Kenny joined in the laughter, but Nick caught his faint grimace.
It had been a challenging week for him, and a few of Nick’s teammates had given him a hard time, but he’d toughed it out.
“See you all on Saturday!”
NICK ARRIVED AT the stadium over an hour before the other players. Anna had offered to come with him, but she also understood when he told her that he needed to do this for himself.
As he walked along those empty corridors, his footsteps echoed, surrounded with all the incredible memories—the crowds, the cheers, the electric atmosphere, the emotions, the sense of pride and achievement, winning the World Cup twice, the pinnacle of his career. And now, it was the last time that he’d play here. It didn’t seem real.
The locker room smelled of pine-scented disinfectant. The team’s shirts were already hanging in place. Nick walked around the room, touching them with a sense of awe, a tug of sadness. After today, he was on the outside. If he ever came back to visit, he’d be the one watching all the action, but no longer part of it. He was benched for the rest of his life.
When he reached the iconic number 17 shirt, his shirt, he sat down with heavy thoughts, memories filling his mind.
He forced himself to think about today’s game. He was genuinely excited to play.
In theory, the game would be more relaxed than competition games, but he knew that as soon as the first bone-crushing tackle went in, as athletes, every one of them would want to win.
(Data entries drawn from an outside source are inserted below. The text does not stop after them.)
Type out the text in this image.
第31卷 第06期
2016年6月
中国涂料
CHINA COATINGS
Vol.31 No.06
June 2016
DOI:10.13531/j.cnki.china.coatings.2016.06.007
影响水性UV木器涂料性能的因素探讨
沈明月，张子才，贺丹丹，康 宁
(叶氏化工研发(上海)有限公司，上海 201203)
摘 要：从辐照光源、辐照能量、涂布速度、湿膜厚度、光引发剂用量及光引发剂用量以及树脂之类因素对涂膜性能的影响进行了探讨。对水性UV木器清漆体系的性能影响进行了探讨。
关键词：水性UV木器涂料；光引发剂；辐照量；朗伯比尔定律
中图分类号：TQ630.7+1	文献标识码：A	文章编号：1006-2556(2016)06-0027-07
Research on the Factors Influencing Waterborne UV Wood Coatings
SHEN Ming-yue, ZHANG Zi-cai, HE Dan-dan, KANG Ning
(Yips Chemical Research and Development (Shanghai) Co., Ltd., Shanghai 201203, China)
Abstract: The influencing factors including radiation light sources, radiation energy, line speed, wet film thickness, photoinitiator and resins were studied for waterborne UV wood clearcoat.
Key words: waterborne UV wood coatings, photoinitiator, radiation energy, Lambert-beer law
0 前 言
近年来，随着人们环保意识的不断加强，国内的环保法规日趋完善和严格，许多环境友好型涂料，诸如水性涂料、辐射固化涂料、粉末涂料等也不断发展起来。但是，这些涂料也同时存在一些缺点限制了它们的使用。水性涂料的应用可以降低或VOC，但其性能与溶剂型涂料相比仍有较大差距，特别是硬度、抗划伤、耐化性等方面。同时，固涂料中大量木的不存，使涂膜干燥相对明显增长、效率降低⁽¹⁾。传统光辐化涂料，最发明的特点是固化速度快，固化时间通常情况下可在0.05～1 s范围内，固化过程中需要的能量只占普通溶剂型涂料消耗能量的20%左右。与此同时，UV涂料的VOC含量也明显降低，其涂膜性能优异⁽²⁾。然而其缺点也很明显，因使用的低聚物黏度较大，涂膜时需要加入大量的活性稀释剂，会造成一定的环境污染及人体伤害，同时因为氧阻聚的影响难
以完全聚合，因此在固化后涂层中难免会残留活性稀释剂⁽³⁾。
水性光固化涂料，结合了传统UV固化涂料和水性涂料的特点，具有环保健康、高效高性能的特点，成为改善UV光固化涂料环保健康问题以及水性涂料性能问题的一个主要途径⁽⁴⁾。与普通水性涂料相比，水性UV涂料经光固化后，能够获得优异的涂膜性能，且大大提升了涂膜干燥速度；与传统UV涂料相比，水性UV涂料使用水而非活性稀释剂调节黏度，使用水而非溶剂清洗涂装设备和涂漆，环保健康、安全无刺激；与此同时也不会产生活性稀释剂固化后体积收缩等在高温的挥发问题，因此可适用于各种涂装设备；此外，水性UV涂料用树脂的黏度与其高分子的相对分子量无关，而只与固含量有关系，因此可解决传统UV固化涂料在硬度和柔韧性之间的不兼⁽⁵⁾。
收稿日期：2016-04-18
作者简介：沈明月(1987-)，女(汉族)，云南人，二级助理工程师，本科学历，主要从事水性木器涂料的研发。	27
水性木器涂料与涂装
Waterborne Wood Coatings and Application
He picked up his kitbag and pulled out his lucky Speedos. They looked a bit threadbare these days because he’d worn them in every game since Anna had given them to him. He’d be wearing them today.
As he unfolded the Speedos, a note fluttered to the floor. He picked it up, brushing the crumpled paper flat, then reading the looping, handwritten words.
My darling Nick,
Enjoy today, my love. You deserve this. You’ve worked so hard to get here, on and off the field. Be yourself. Be amazing.